The US and UK had a head-start on Japan in terms of the technology it produced locally. The way in which Japan was able to compete was to use this to its advantage. Japan imported technology readily available in the West, and using its own R&D facilities produced more innovated products than those currently available. Japan had to ‘encourage the importation of advanced technology and promote a domestic base’, (Nelson, 1993), this allowed them to compete with the other industrialized nations. Gershenkron emphasizes Japan would have to imitate the modern efficient organizations to succeed, and also would require large institutional assistance.
Technology is the main driving force behind all R&D activity. R&D is carried out for a number of reasons, political in the case of the defence industry or commercial in the case of the pharmaceutical industry.

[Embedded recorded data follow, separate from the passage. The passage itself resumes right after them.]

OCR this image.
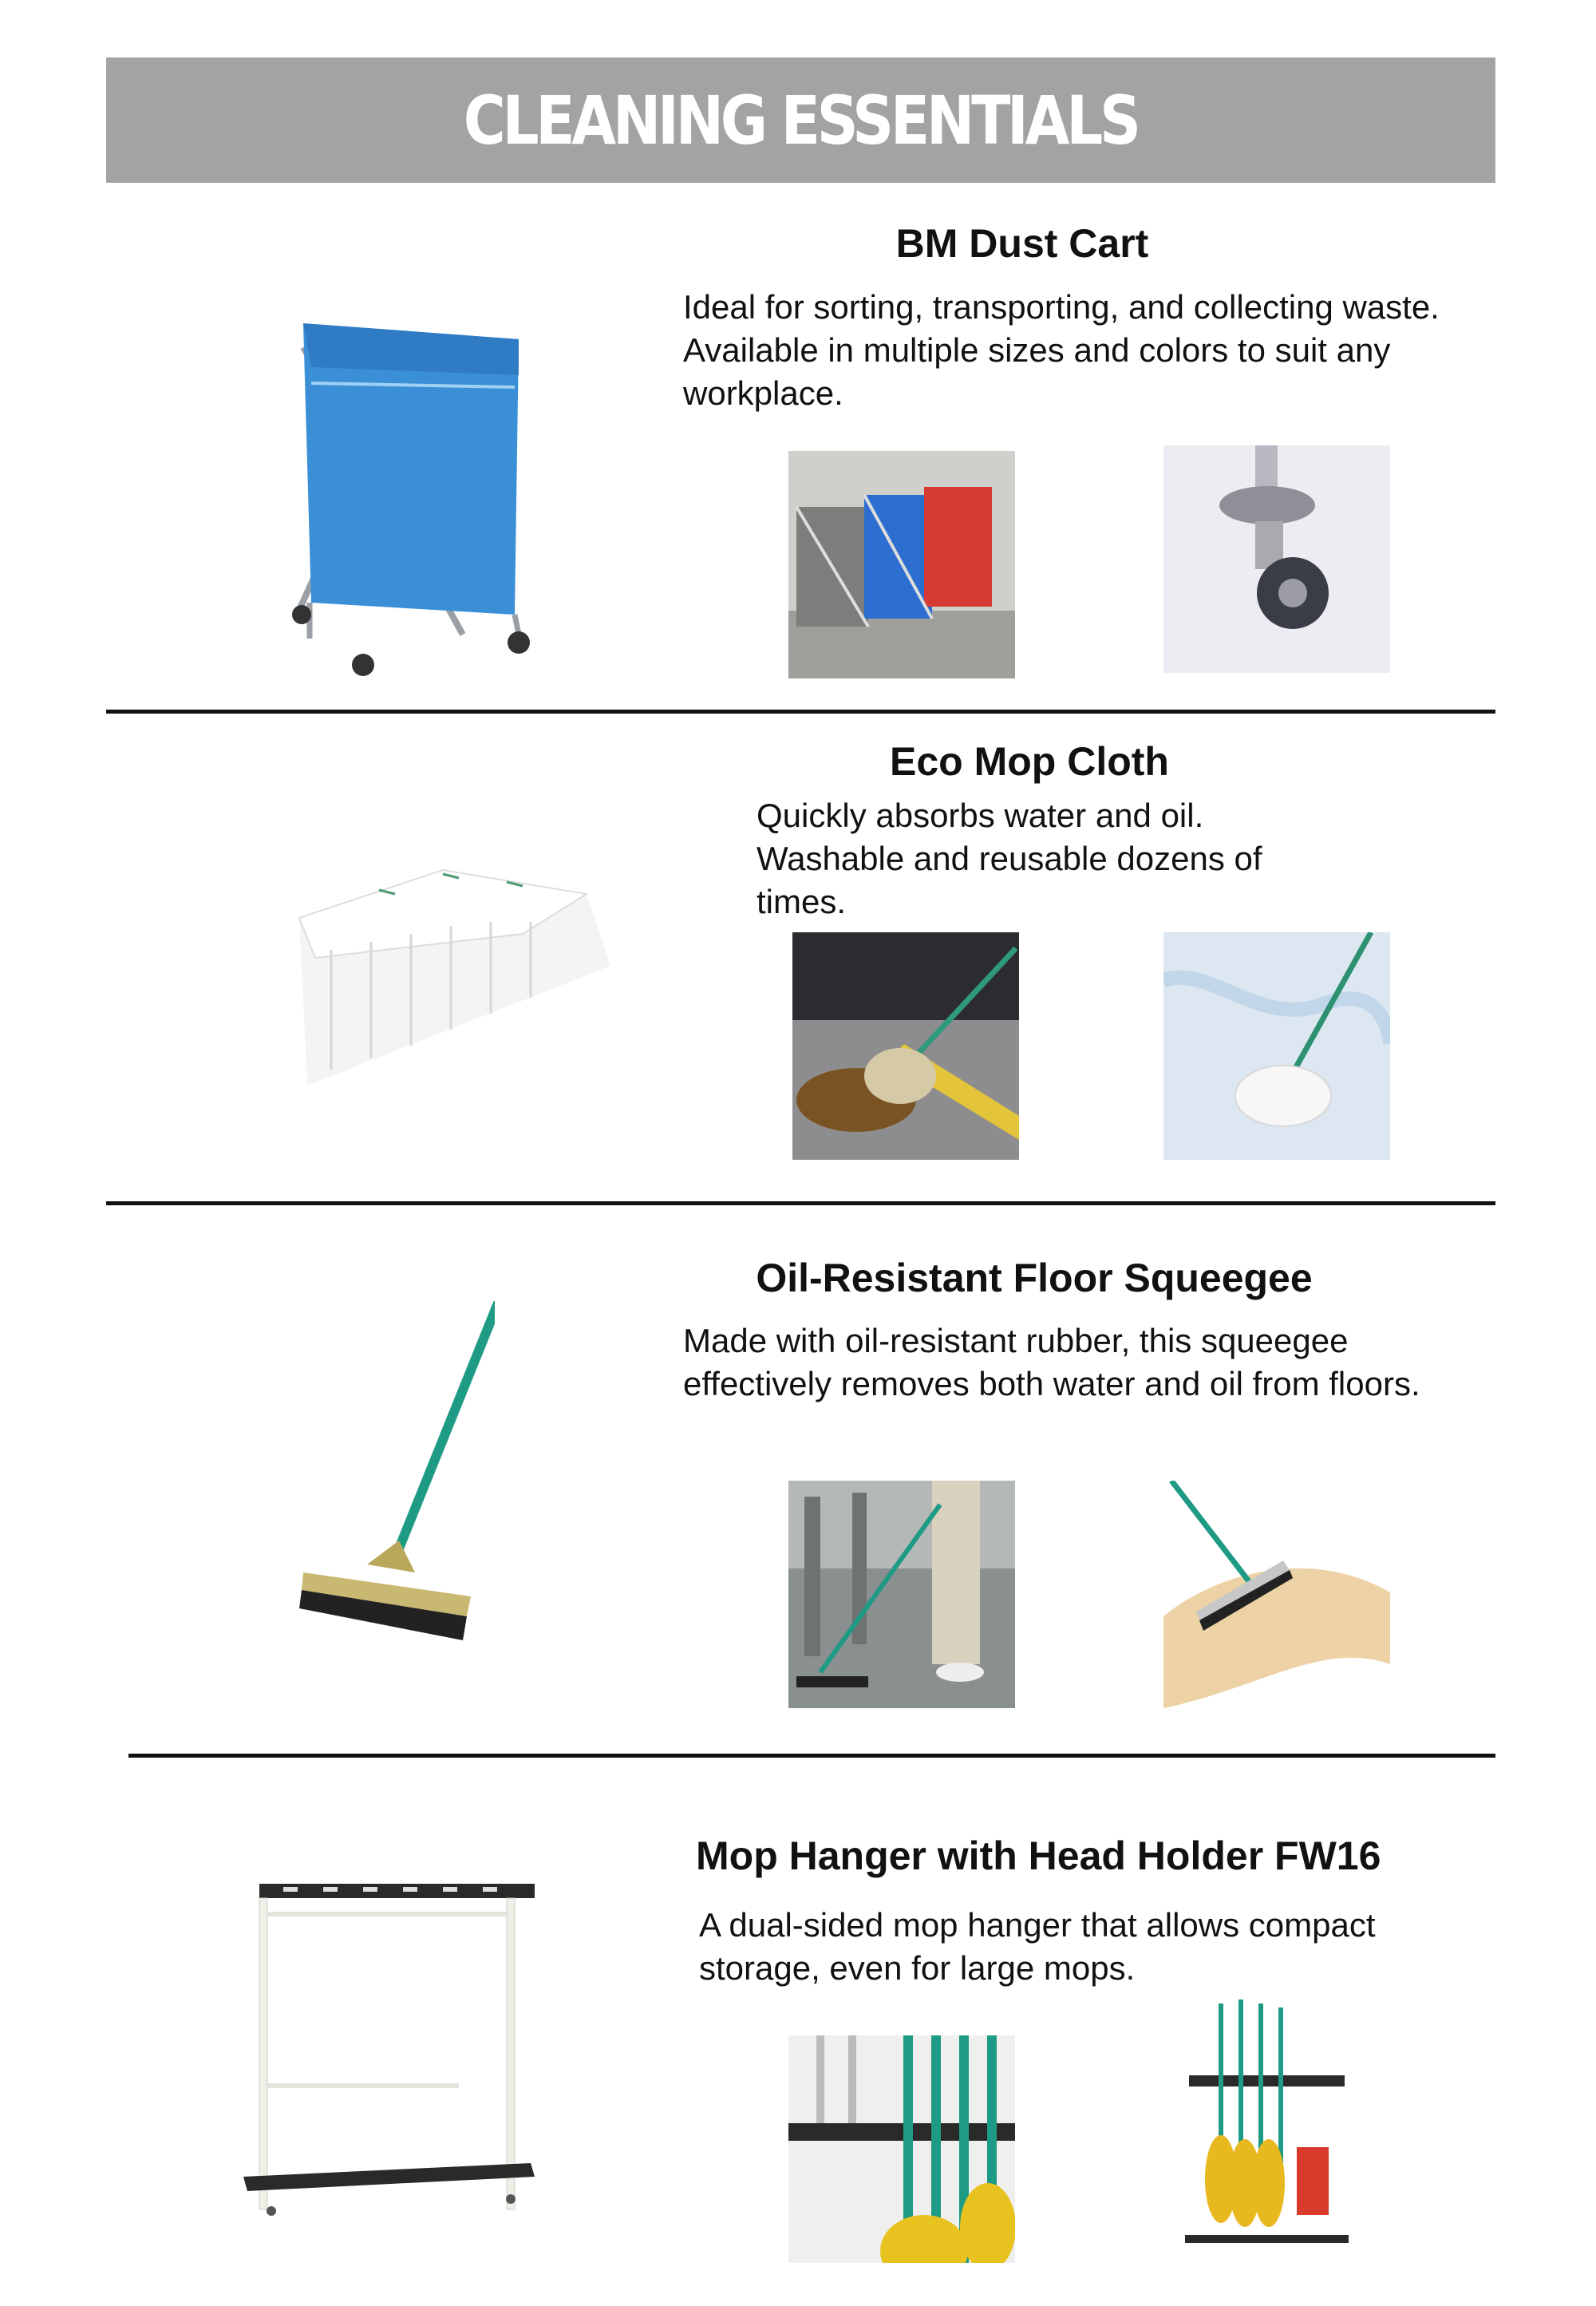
CLEANING ESSENTIALS
BM Dust Cart

Ideal for sorting, transporting, and collecting waste. Available in multiple sizes and colors to suit any workplace.

Eco Mop Cloth

Quickly absorbs water and oil. Washable and reusable dozens of times.

Oil-Resistant Floor Squeegee

Made with oil-resistant rubber, this squeegee effectively removes both water and oil from floors.

Mop Hanger with Head Holder FW16

A dual-sided mop hanger that allows compact storage, even for large mops.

Today the world’s business environment poses a whole new scenario. Strong university-business links, in-house R&D facilities, government assistance in the shape of subsidies, taxes, regulations and the ability to detect, import and use to your own advantage, foreign innovations are all necessities more than sources of advantage. In the light of the information discussed, it is suffice to say that investment in R&D, innovation and technology does indeed pay off by giving, Japan and the US in this case, competitive edge in the pharmaceutical and electronics industry to say the least.
The only way in which nations can compete on an increased global scale is to keep innovating in order to gain national competitive advantage. If the leading economies do not invest the same amount into R&D then they could lose out to other nations. The success of R&D is not solely dependent on the amount of capital spent. As has been illustrated other factors such as cultural differences and management practices do also come in to account. Overall, R&D is essential for growth of a country, without innovation, competitive advantage would decline.